Just thought I'd give some support to the politics/economics for kindergarteners team.
Thanks for adding the liberal point of view.
Thanks for providing the 5-year-old point of view I was goofing on.
I do realize such simplicity may go over some heads but it may inspire some to think above thier level.
A charicatured liberal point of view. Do keep that in mind. On second thought nevermind.
Happy Freedate HB. What kind of prospecticals are those kids wearing/buying?

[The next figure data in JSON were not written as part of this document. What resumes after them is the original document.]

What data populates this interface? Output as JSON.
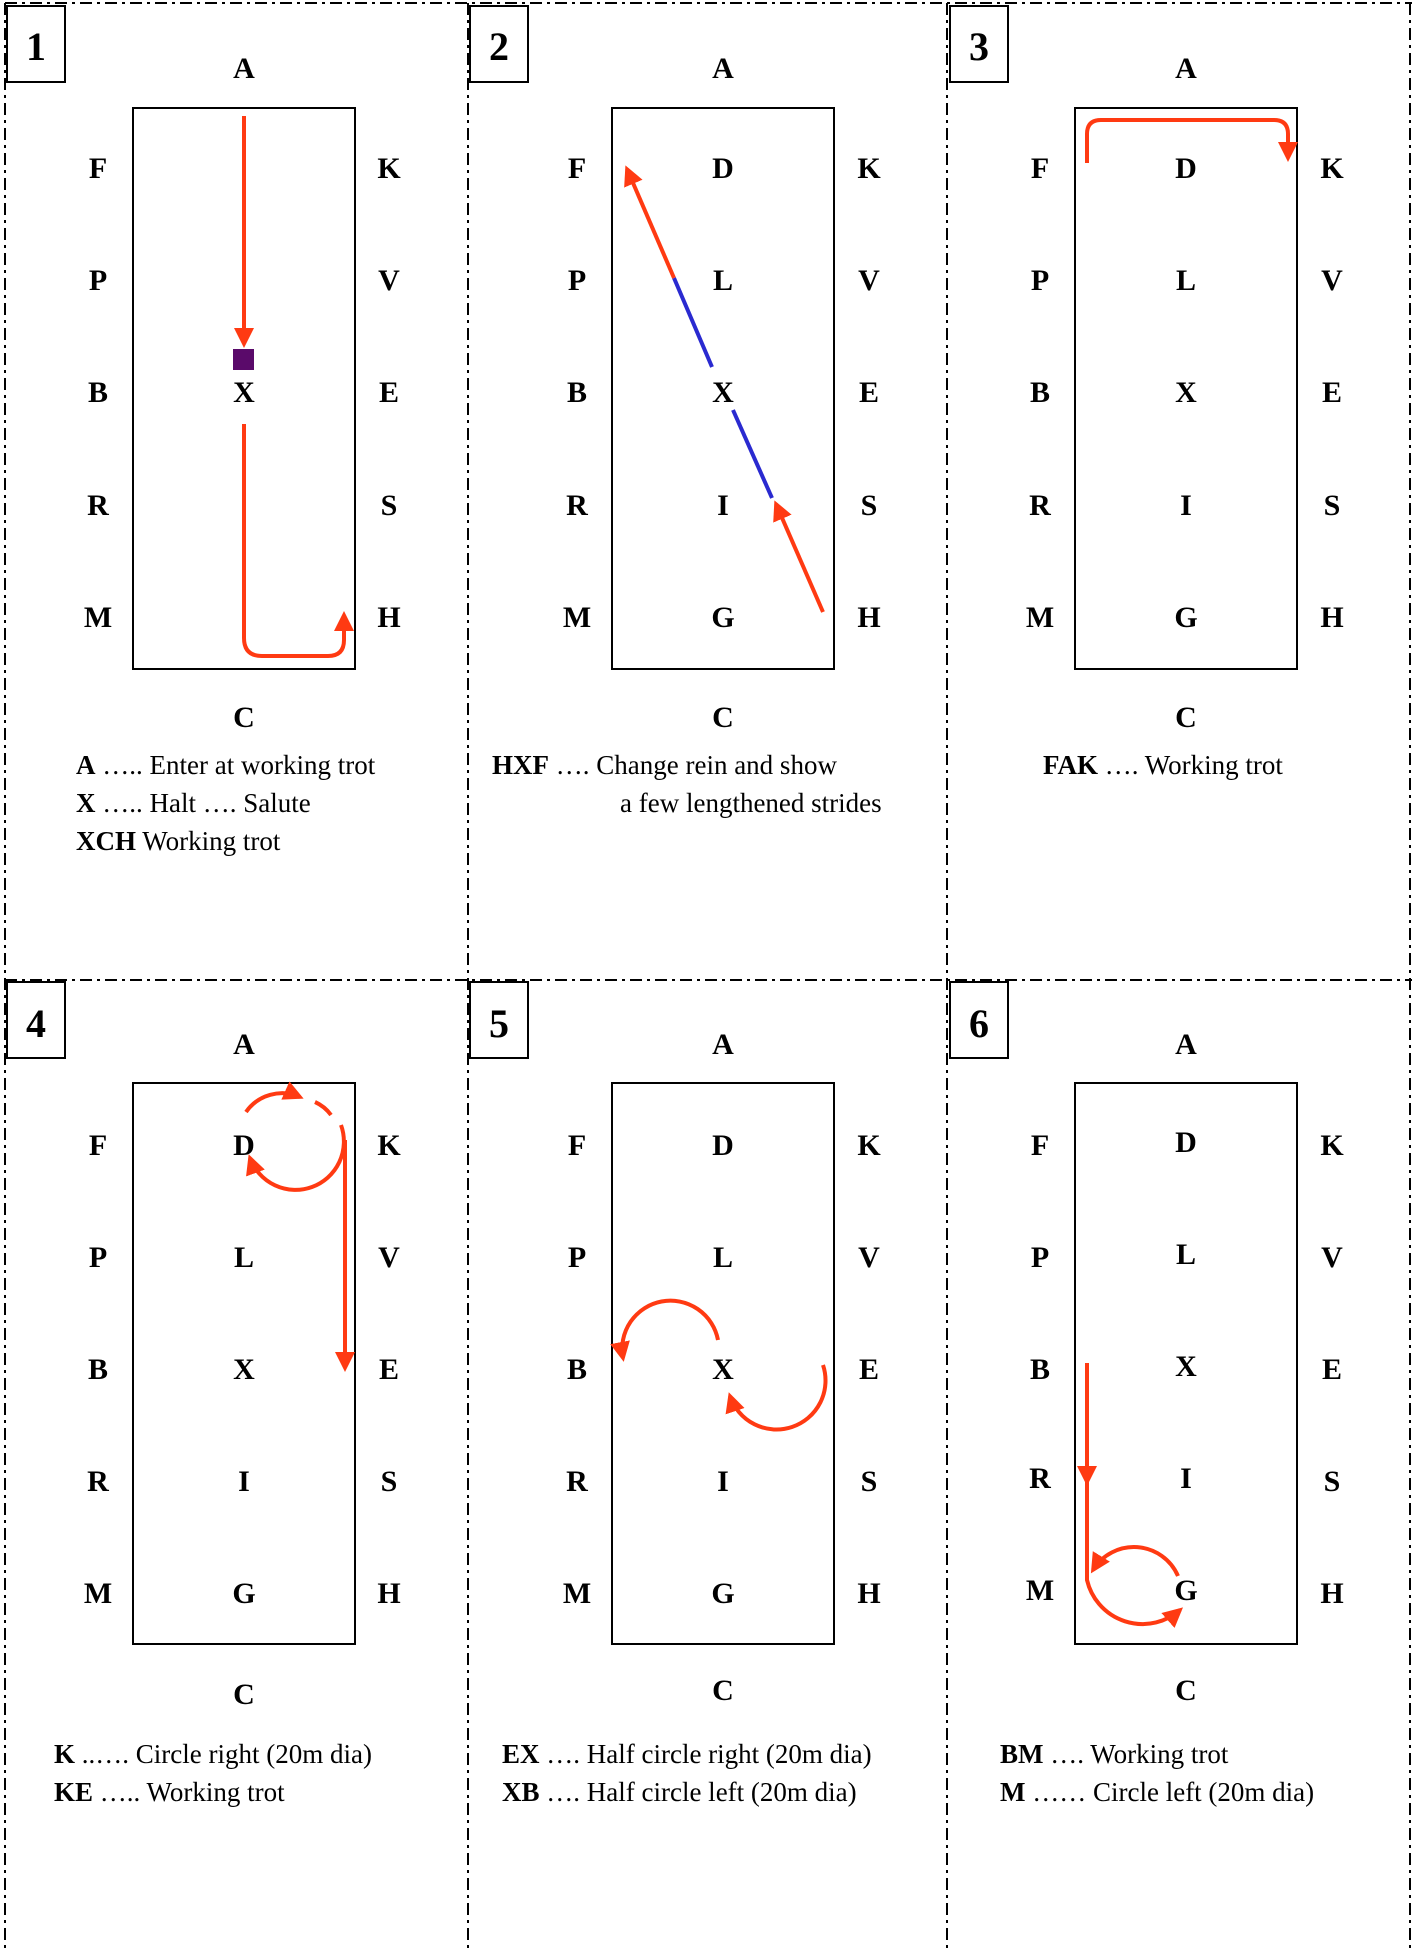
{
  "colors": {
    "path": "#ff3a12",
    "lengthen": "#2a2ad0",
    "halt": "#5a0a6a",
    "ink": "#000000"
  },
  "panels": [
    {
      "number": "1",
      "letters": {
        "top": "A",
        "bottom": "C",
        "left": [
          "F",
          "P",
          "B",
          "R",
          "M"
        ],
        "center": [
          "",
          "",
          "X",
          "",
          ""
        ],
        "right": [
          "K",
          "V",
          "E",
          "S",
          "H"
        ]
      },
      "description": [
        {
          "code": "A",
          "text": " ….. Enter at working trot"
        },
        {
          "code": "X",
          "text": " ….. Halt …. Salute"
        },
        {
          "code": "XCH",
          "text": "  Working trot"
        }
      ]
    },
    {
      "number": "2",
      "letters": {
        "top": "A",
        "bottom": "C",
        "left": [
          "F",
          "P",
          "B",
          "R",
          "M"
        ],
        "center": [
          "D",
          "L",
          "X",
          "I",
          "G"
        ],
        "right": [
          "K",
          "V",
          "E",
          "S",
          "H"
        ]
      },
      "description": [
        {
          "code": "HXF",
          "text": " …. Change rein and show"
        },
        {
          "code": "",
          "text": "a few lengthened strides"
        }
      ]
    },
    {
      "number": "3",
      "letters": {
        "top": "A",
        "bottom": "C",
        "left": [
          "F",
          "P",
          "B",
          "R",
          "M"
        ],
        "center": [
          "D",
          "L",
          "X",
          "I",
          "G"
        ],
        "right": [
          "K",
          "V",
          "E",
          "S",
          "H"
        ]
      },
      "description": [
        {
          "code": "FAK",
          "text": " …. Working trot"
        }
      ]
    },
    {
      "number": "4",
      "letters": {
        "top": "A",
        "bottom": "C",
        "left": [
          "F",
          "P",
          "B",
          "R",
          "M"
        ],
        "center": [
          "D",
          "L",
          "X",
          "I",
          "G"
        ],
        "right": [
          "K",
          "V",
          "E",
          "S",
          "H"
        ]
      },
      "description": [
        {
          "code": "K",
          "text": " ..…. Circle right (20m dia)"
        },
        {
          "code": "KE",
          "text": " ….. Working trot"
        }
      ]
    },
    {
      "number": "5",
      "letters": {
        "top": "A",
        "bottom": "C",
        "left": [
          "F",
          "P",
          "B",
          "R",
          "M"
        ],
        "center": [
          "D",
          "L",
          "X",
          "I",
          "G"
        ],
        "right": [
          "K",
          "V",
          "E",
          "S",
          "H"
        ]
      },
      "description": [
        {
          "code": "EX",
          "text": " …. Half circle right  (20m dia)"
        },
        {
          "code": "XB",
          "text": " …. Half circle left  (20m dia)"
        }
      ]
    },
    {
      "number": "6",
      "letters": {
        "top": "A",
        "bottom": "C",
        "left": [
          "F",
          "P",
          "B",
          "R",
          "M"
        ],
        "center": [
          "D",
          "L",
          "X",
          "I",
          "G"
        ],
        "right": [
          "K",
          "V",
          "E",
          "S",
          "H"
        ]
      },
      "description": [
        {
          "code": "BM",
          "text": " …. Working trot"
        },
        {
          "code": "M",
          "text": " …… Circle left (20m dia)"
        }
      ]
    }
  ]
}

Eweston, we have a problem. You've lost me with that one. :-/
Nothing big, I was trying to give your dance partner a heads up, then saw it was futile.Then just a little free association, and a twisted word.
I can get more than a little obscure from time to time, Sorry.
I think that Barone missed the point completely. The people of a state, such as New Jersey or Oregon, have no problem supporting things like stem cell research or children's health care. But like a majority of liberals, they like them only when they can spend other people's money to fund them. If they could have funded these projects on the backs of taxpayers in other states, the proposals would have passed with overwhelming majorities. Much the same could be said for the Western WA public transit issue, or a myriad of other tax proposals on the table around the nation.
Blame it on lobbyists, but unless they put $ in your pockets, you still have the choice of how you vote.